Demographic data, aggregated at the city and district levels when the municipality had more than 10,000 inhabitants [17], were merged with the patient using the geometric map background and the corresponding geolocation:
- Median pre-tax household income per year
- Part of ≥15-year-old population, education level
- Unemployment rate for the 15 to 64-year-old population
- Socio-professional categories for the 15 to 64-year-old population
Data Processing
Missing data were imputed using the K Nearest Neighbor method (taking the mean of the five nearest neighbors); numerical values were considered Missing At Random (MAR). Features with less than 1% of events were removed to avoid unpredictable and inexplicable responses from prediction models related to rare events. For the logistic regression models, only significant covariates (p-value ≤0.05 by univariate analysis) were retained and then, a multivariate model with step-by-step selection of variables was performed to obtain the most parsimonious model to maximise the area under the Receiver Operating Characteristic (ROC) curve (AUC). The algorithms used for readmission prediction were the most frequently described in the literature: logistic regression, Random Forest, Gradient Boosting, Naive Bayes, and Neural Networks [9, 18–21].

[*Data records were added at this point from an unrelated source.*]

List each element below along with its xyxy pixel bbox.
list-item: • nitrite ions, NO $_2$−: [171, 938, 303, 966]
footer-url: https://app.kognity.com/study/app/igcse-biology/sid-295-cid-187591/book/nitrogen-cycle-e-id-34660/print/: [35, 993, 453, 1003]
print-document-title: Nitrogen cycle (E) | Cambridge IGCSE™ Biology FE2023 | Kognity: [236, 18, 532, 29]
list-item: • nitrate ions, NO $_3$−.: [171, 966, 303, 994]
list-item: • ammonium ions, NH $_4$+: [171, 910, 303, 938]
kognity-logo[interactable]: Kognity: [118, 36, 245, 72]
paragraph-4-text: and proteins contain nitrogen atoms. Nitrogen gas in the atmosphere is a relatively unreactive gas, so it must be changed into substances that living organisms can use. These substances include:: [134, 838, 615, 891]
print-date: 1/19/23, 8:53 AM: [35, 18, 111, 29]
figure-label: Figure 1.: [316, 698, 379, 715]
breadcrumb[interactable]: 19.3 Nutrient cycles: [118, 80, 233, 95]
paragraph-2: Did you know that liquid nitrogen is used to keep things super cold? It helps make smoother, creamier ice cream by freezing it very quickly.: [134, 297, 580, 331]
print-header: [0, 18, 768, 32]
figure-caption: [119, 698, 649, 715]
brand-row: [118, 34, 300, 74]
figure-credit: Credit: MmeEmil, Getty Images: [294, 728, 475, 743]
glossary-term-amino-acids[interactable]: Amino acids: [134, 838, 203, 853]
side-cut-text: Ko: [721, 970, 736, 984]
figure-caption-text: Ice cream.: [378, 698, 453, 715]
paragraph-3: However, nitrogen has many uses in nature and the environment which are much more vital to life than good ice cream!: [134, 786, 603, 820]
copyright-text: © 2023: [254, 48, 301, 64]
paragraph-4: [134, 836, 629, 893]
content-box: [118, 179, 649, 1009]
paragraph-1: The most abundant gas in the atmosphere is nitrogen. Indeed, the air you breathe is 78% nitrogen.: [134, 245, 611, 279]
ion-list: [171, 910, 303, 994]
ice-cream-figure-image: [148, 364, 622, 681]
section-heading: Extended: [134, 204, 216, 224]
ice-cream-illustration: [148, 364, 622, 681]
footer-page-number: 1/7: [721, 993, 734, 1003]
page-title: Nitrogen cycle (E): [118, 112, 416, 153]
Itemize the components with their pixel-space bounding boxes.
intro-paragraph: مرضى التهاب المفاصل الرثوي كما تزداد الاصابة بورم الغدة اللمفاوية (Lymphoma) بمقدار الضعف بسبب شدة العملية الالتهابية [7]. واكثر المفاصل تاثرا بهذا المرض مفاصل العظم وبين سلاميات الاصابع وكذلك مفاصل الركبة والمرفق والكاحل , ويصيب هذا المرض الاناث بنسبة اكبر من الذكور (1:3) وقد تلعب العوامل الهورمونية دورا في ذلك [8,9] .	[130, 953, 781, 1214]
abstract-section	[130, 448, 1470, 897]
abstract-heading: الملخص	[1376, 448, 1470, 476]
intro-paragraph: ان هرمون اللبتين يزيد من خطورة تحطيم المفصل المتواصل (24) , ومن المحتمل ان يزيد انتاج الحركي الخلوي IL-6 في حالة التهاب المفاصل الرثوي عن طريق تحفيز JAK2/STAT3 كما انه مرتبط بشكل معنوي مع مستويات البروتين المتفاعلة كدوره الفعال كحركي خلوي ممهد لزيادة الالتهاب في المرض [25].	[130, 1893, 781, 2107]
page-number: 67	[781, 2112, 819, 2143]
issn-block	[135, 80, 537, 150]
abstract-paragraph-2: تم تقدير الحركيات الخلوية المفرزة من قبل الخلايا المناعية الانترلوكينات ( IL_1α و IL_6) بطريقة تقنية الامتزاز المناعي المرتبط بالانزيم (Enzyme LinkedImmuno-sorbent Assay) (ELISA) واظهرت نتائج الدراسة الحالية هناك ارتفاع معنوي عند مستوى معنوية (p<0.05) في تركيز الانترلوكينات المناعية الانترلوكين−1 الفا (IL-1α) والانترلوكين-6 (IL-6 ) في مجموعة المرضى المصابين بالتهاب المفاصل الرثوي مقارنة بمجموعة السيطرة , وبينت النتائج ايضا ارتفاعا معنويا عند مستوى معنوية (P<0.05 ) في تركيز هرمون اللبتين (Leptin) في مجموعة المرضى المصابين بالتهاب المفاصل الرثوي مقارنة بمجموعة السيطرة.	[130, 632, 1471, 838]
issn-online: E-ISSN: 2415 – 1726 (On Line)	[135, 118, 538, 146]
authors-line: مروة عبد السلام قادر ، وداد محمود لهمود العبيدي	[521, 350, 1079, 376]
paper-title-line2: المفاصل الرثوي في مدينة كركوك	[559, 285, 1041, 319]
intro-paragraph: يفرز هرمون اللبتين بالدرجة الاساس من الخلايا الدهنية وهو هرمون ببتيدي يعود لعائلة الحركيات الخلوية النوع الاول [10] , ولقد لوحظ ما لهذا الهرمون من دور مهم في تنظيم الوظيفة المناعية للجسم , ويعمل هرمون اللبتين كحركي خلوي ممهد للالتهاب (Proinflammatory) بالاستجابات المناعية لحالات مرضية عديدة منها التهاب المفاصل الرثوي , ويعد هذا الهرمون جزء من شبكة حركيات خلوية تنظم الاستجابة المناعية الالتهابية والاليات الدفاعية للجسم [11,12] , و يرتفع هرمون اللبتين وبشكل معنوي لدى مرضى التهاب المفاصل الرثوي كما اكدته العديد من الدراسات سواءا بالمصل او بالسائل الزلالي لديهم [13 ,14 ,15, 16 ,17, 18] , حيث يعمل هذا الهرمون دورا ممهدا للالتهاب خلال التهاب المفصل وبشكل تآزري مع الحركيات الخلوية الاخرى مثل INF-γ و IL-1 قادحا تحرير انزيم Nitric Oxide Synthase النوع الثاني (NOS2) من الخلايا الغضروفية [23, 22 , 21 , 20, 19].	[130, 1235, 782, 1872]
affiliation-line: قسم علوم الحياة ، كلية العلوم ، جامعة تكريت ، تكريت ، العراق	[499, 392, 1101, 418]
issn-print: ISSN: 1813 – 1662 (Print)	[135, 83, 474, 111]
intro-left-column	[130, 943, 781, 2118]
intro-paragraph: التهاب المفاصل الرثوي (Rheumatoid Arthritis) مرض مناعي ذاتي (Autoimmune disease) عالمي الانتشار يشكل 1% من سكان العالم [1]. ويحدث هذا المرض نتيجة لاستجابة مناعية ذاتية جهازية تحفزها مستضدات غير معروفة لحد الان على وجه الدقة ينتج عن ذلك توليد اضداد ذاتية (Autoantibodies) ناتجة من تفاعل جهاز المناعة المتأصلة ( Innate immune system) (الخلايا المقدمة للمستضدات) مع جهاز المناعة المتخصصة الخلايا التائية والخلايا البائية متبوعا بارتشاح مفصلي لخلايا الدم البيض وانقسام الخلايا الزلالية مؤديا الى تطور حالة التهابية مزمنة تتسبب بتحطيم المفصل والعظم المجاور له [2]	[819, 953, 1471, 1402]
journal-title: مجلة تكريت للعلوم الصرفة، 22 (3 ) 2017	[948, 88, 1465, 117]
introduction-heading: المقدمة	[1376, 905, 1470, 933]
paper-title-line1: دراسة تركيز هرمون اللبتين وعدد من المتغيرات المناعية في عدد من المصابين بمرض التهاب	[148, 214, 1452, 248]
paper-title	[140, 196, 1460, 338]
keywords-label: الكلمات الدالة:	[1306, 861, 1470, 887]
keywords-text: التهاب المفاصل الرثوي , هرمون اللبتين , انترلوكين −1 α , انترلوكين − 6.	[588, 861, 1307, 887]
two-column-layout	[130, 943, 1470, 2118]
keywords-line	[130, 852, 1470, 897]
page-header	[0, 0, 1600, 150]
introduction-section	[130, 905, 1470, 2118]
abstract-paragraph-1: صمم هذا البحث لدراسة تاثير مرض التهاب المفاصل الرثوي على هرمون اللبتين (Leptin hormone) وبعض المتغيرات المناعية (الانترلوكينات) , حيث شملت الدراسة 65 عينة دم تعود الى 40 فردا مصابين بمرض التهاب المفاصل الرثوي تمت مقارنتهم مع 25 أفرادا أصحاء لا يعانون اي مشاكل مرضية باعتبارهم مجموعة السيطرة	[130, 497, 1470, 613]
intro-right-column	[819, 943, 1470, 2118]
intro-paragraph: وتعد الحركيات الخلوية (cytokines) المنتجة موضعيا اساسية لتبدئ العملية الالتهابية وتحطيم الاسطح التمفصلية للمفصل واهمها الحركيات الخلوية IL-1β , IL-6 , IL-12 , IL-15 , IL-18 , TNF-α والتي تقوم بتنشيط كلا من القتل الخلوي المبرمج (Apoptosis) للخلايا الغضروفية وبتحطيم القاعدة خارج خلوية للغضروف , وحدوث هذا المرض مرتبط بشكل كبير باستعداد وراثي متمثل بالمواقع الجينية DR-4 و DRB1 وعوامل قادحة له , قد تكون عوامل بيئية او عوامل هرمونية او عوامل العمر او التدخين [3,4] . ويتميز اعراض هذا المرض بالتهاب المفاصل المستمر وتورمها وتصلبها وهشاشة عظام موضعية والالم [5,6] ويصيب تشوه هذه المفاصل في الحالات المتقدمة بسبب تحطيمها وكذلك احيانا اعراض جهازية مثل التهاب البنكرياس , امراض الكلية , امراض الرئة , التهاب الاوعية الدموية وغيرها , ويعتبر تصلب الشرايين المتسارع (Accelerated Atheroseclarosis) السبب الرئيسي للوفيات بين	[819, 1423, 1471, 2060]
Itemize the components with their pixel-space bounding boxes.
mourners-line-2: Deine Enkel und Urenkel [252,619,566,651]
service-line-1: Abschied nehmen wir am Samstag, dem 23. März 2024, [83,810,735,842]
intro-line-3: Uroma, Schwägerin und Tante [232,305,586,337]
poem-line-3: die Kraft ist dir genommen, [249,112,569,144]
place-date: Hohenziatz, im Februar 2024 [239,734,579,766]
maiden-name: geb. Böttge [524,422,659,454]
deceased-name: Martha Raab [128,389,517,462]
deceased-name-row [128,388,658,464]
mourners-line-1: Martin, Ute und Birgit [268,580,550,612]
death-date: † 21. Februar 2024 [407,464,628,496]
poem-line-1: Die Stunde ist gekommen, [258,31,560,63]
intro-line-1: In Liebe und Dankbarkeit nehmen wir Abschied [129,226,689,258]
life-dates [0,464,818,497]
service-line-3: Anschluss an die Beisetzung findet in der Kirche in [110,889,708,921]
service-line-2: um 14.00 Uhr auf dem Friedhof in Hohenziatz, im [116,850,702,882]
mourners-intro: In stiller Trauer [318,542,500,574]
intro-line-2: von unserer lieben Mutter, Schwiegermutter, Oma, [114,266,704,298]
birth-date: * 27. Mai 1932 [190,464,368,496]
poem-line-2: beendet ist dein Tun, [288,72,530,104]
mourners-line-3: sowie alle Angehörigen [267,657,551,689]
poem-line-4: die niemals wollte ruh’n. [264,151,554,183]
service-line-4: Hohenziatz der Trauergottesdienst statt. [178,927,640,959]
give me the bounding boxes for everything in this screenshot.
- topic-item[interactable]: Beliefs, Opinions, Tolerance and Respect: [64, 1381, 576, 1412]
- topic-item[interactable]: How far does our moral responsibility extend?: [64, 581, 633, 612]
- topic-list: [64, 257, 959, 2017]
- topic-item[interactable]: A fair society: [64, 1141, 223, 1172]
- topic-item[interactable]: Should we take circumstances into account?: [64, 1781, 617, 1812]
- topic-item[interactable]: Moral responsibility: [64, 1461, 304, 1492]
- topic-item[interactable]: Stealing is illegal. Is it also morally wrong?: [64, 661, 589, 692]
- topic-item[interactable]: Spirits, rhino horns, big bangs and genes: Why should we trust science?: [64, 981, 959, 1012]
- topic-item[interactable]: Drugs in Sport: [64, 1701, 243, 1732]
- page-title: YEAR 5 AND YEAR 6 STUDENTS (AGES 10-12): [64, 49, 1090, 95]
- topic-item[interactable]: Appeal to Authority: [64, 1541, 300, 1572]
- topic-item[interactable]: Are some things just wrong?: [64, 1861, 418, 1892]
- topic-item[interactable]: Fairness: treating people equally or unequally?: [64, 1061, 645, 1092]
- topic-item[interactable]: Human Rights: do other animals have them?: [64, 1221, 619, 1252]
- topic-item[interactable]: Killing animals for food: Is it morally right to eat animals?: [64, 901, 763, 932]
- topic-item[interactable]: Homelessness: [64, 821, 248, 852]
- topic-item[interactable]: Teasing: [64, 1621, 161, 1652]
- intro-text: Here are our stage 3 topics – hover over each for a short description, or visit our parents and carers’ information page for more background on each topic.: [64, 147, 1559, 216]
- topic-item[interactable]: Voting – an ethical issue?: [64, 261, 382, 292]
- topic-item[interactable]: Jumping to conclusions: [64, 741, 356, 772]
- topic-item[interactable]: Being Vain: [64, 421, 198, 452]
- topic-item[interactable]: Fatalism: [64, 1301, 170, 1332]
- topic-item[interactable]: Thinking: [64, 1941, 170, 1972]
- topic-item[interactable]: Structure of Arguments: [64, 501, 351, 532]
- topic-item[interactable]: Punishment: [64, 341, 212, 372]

The main outcome was the AUC, and the secondary outcomes were sensitivity, specificity, positive and negative predictive value of the cut-point closest to the top-left corner of the ROC space. The calculation time was evaluated after the data management step and was from the start of the feature selection to the end of model fitting.
As a secondary objective, the model explainability was assessed by identifying the covariates considered to be important by the different algorithms. This importance was assessed according to criteria adapted to each algorithm: Odds Ratio (OR) for logistic regression, relative influence for Gradient Boosting, Gini index for Random Forest, and Garson algorithm for Neural Networks. The most relevant covariates were compared between hospitals.
Data handling and pre-processing were performed on R Studio, version 3.6.0 [22].
Ethics and Consent
The clinical data warehouses have been authorized by the Commission Nationale de l'Informatique et des Libertés (CNIL national commission for information technology and civil liberties), requiring individual and collective patient information. Patients have a right to oppose the reuse of their data.